Внезапно меня привлек отблеск витринного стекла. Сколько бы она ни молотила по клавишам, извлекая из них сонаты Бетховена или Моцарта, технократы все же правы. Театр, по их мнению, такое же неизбежное зло, как войны, алкоголь и проституция, а вот концерты следует отнести к злу, которого вполне можно избежать, — сродни хворям, пустым кошелькам и служителям церкви.

Тут мне в ноздри ударила омерзительная вонь — оказывается, это был газ, сочившийся наружу из двух сломанных уличных фонарей. Меня чуть было не вытошнило. «Какой дурак мог избрать подобное место для прогулок?» — с раздражением подумал я. Ночная темень рю де Риволи вполне успешно справлялась с наскоками хоть и скудного, но все же света. А фонари между тем стояли здесь чуть ли не впритык друг к другу, чего в Париже не встретишь. Эти фонари, пришла мне в голову мысль, будто завлекают тебя неизвестно куда. Их дистрофичного света достало разве только на то, чтобы выхватить из тьмы сучья приникших к ним деревьев.

Пора было забежать в какое-нибудь кафе отогреться. Мне казалось, что холод мостовой проникает через подошвы.

— Ах, эти новые времена! Нынче у нас одни только газовые фонари, с таким же успехом можно было налепить на деревья светлячков, верно? Посему, сударь, сделайте одолжение и скажите, сколько все-таки стоит это красное платье? Не могу я в этой темнотище даже цену прочесть.

— С удовольствием. Это милое платьице стоит ровно на один франк меньше пяти сотен.

— Быть того не может! К чертям собачьим его, хотя моей Софи оно так пришлось бы к лицу! Это, выходит, пять моих месячных пенсий?

Некий месье в синей накидке и белых солдатских штанах, наверняка из ветеранов, задумчиво посасывал давно потухшую трубку, не в силах отвести взора от великолепия за стеклом. Платье с элегантной небрежностью набросили на спинки кресел в стиле Людовика XIV, увенчанных вдобавок миниатюрными коронами.

На талии возлежала роскошная меховая муфта, внизу притулился ценник, на котором рядом с гордым видом красовались четверка и две девятки.

— Интересно, если какая-нибудь краля при деньгах отхватит себе такое, как она себя в нем чувствует? Неужели такой же счастливицей, как моя Софи в выходном платьице, направляясь в церковь?

— Вот этого уж я вам сказать не могу, месье.

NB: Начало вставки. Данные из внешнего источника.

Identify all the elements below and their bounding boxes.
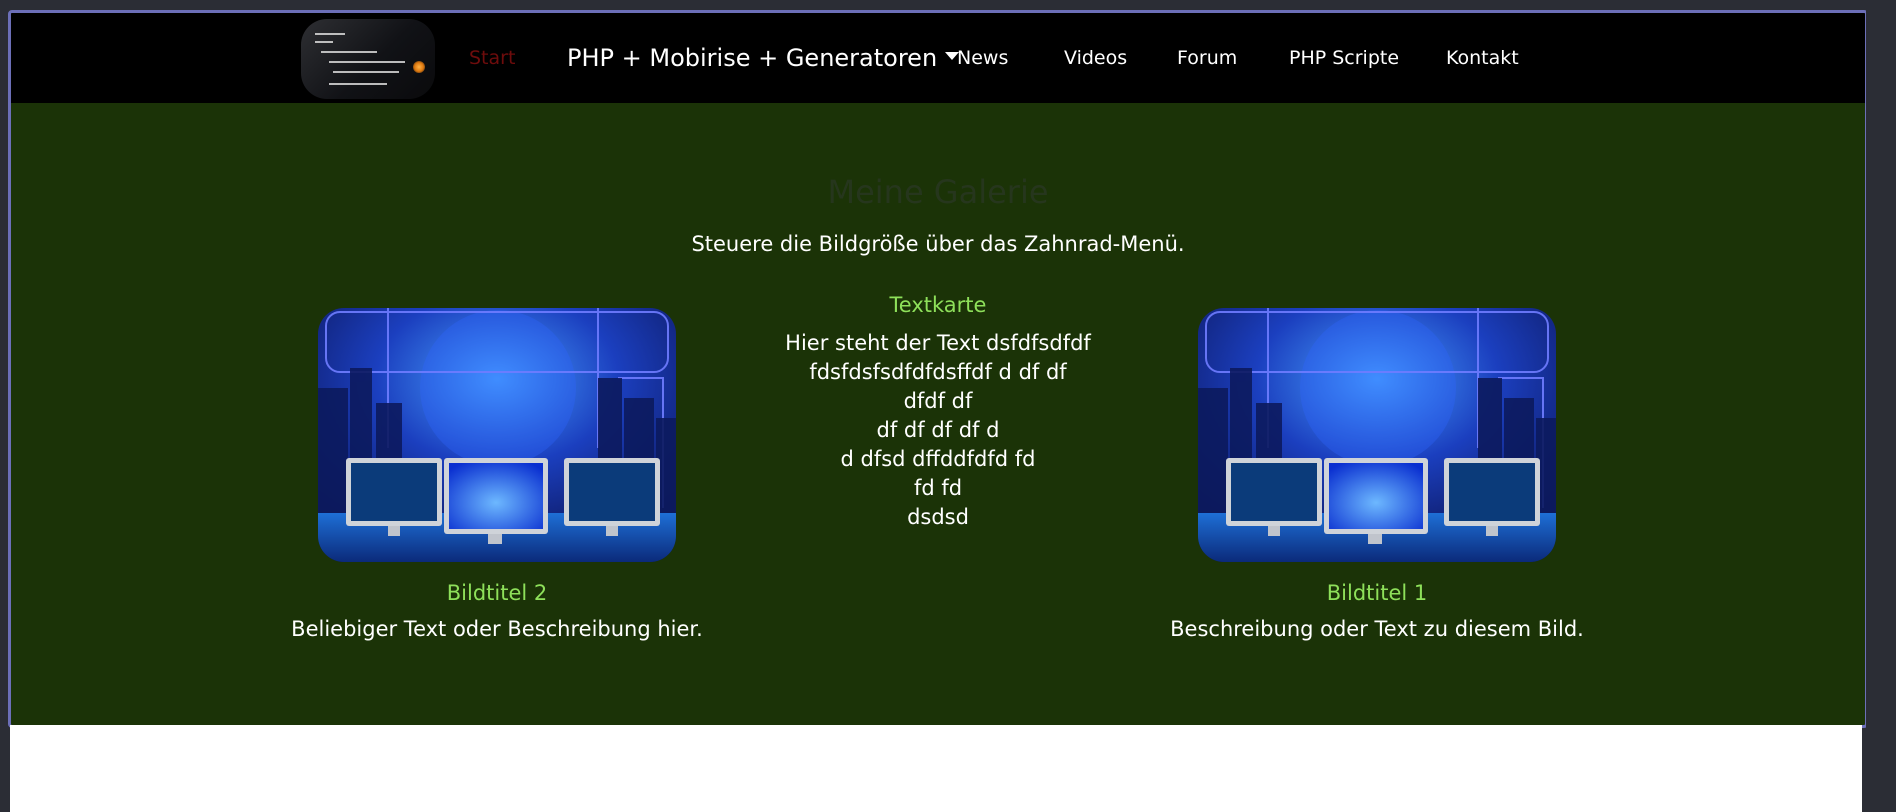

Я нетерпеливо переступал с ноги на ногу. Если я сию же минуту не волью в себя чего-нибудь горячительного, то непременно умру от колик в животе. Но поскольку мне никак не хотелось показаться невежей, я стоически ждал, пока в конце концов у меня не хватило ума предложить бывшему солдату пойти в близлежащее питейное заведение и угоститься там рюмкой коньяку у стойки.

Ветеран горячо поддержал мою идею. Мы познакомились. Его звали Фредерик Ланглад. Он жил в деревне под Труайе и принадлежал к числу немногих канониров, сумевших каким-то чудом уцелеть не только при переходе через Березину, но и в «Битве народов» под Лейпцигом. Фредерик признался мне, что, за исключением обморожений, последствия которых напоминают о себе и поныне, да простреленной икры, он не был ранен.

— Помню, их величество тогда здорово отблагодарили меня, когда я явился к ним с донесением, что, мол, русские увязли в грязи у позиции нашей батареи. И один из его адъютантов так обрадовался, что вручил мне бутылку бургундского. И к ней здоровенную, жирнющую индюшачью ногу. Этого мне никогда не забыть! Четверть часа передыху! Я тогда так закосел, что такие кренделя выписывал под пулями и ядрами, ужас да и только! Ясно, что тогда повел себя, как распоследняя свинья — сам все сожрал и вылакал, а товарищам не донес. Всякое на войне случается. И свинство, и доблесть, и трусость, и подлость. На что там только не наглядишься.